I am Vivian Sterling, a name that is spoken with reverence in the world of American perfumery. My whole life has been dedicated to the world of fragrance. I could break down the scent of a summer rainstorm into seven chemical components. I could determine the vintage of a jasmine harvest from a single drop of oil on a blotter. My nose was my instrument, my gift, my curse, and my fortune. But now, where there used to be a symphony of smells, there was a deaf, muffled silence. I stared at the glass of wine before me. I knew it should smell of black currant, oak, and wet earth, but I felt nothing—only a faint, barely perceptible alcoholic ghost that broke through the congestion that had been plaguing me for months.
Dizziness came in waves. The world slightly swam before my eyes, as if someone had messed with the focus settings.
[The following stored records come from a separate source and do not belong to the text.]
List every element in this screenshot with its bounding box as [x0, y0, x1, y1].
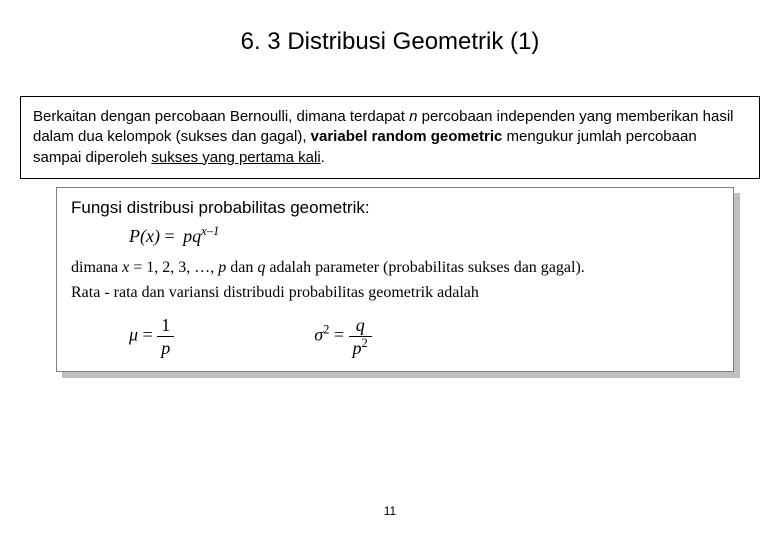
variance-formula: σ2 = q p2: [314, 316, 372, 357]
definition-box: Berkaitan dengan percobaan Bernoulli, di…: [20, 96, 760, 179]
formula-box: Fungsi distribusi probabilitas geometrik…: [56, 187, 734, 372]
sigma-squared: 2: [323, 323, 329, 337]
mu-fraction: 1 p: [157, 316, 174, 357]
def-bold-term: variabel random geometric: [311, 128, 503, 145]
mu-symbol: μ: [129, 325, 138, 345]
sigma-symbol: σ: [314, 325, 323, 345]
pmf-pq: pq: [183, 226, 201, 246]
formula-desc-line2: Rata - rata dan variansi distribudi prob…: [71, 280, 719, 306]
desc1-e: dan: [226, 259, 257, 276]
pmf-eq: =: [164, 226, 174, 246]
sigma-denominator: p2: [349, 337, 372, 357]
sigma-den-p: p: [353, 338, 362, 358]
formula-heading: Fungsi distribusi probabilitas geometrik…: [71, 198, 719, 218]
pmf-exponent: x–1: [201, 224, 219, 238]
formula-desc-line1: dimana x = 1, 2, 3, …, p dan q adalah pa…: [71, 255, 719, 281]
desc1-g: adalah parameter (probabilitas sukses da…: [265, 259, 584, 276]
mean-variance-row: μ = 1 p σ2 = q p2: [129, 316, 719, 357]
pmf-formula: P(x) = pqx–1: [129, 226, 719, 247]
desc1-a: dimana: [71, 259, 122, 276]
slide-title: 6. 3 Distribusi Geometrik (1): [0, 0, 780, 76]
def-text-pre: Berkaitan dengan percobaan Bernoulli, di…: [33, 108, 409, 125]
sigma-fraction: q p2: [349, 316, 372, 357]
mu-numerator: 1: [157, 316, 174, 337]
sigma-den-exp: 2: [362, 336, 368, 350]
mu-denominator: p: [157, 337, 174, 357]
page-number: 11: [0, 504, 780, 518]
pmf-lhs: P(x): [129, 226, 160, 246]
desc1-c: = 1, 2, 3, …,: [129, 259, 218, 276]
mu-eq: =: [143, 325, 153, 345]
sigma-numerator: q: [349, 316, 372, 337]
def-text-end: .: [321, 149, 325, 166]
sigma-eq: =: [334, 325, 344, 345]
def-underline-term: sukses yang pertama kali: [151, 149, 320, 166]
formula-box-wrapper: Fungsi distribusi probabilitas geometrik…: [56, 187, 734, 372]
mean-formula: μ = 1 p: [129, 316, 174, 357]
“Mom, you’re looking pale again.”
The voice of Marcus, my son, was soft and enveloping. He leaned across the table. His face held the kind of concern that is customary to display in polite society.
“You need to rest. You’re exhausting yourself in the lab. Why? You’ve already proven everything to everyone.”
Next to him sat Candace, his wife. She wore an emerald green dress that hugged her figure too tightly and too much gold around her neck. She nodded, her lips pursed in a sympathetic smile.
“Vivien, Marcus is right,” she chimed in, her voice as sweet as an overripe cantaloupe.
“We can see how hard this is for you. The fainting spells, the loss of smell. It’s just age. Nature is taking its course. Why suffer? Sign the power of attorney. Hand the business over to Marcus. We’ll buy you a condo on the coast. You can breathe the ocean air.”
Breathe the ocean air. What irony if I can’t smell my own coffee in the morning. What difference does it make what the sea smells like?
I looked at my son. In his eyes, so much like his late father’s, I searched for support, but saw only impatient expectation. He was my only heir. I built this empire for him. I sacrificed evenings, weekends, and my personal life, spending countless hours over retorts and beakers to create a legacy that would secure his future and that of his children. And now I felt like an old, broken mechanism waiting to be scrapped.
Maybe they were right. Maybe my time really was up. The last fragrance I created came out flat, soulless. I was losing my edge.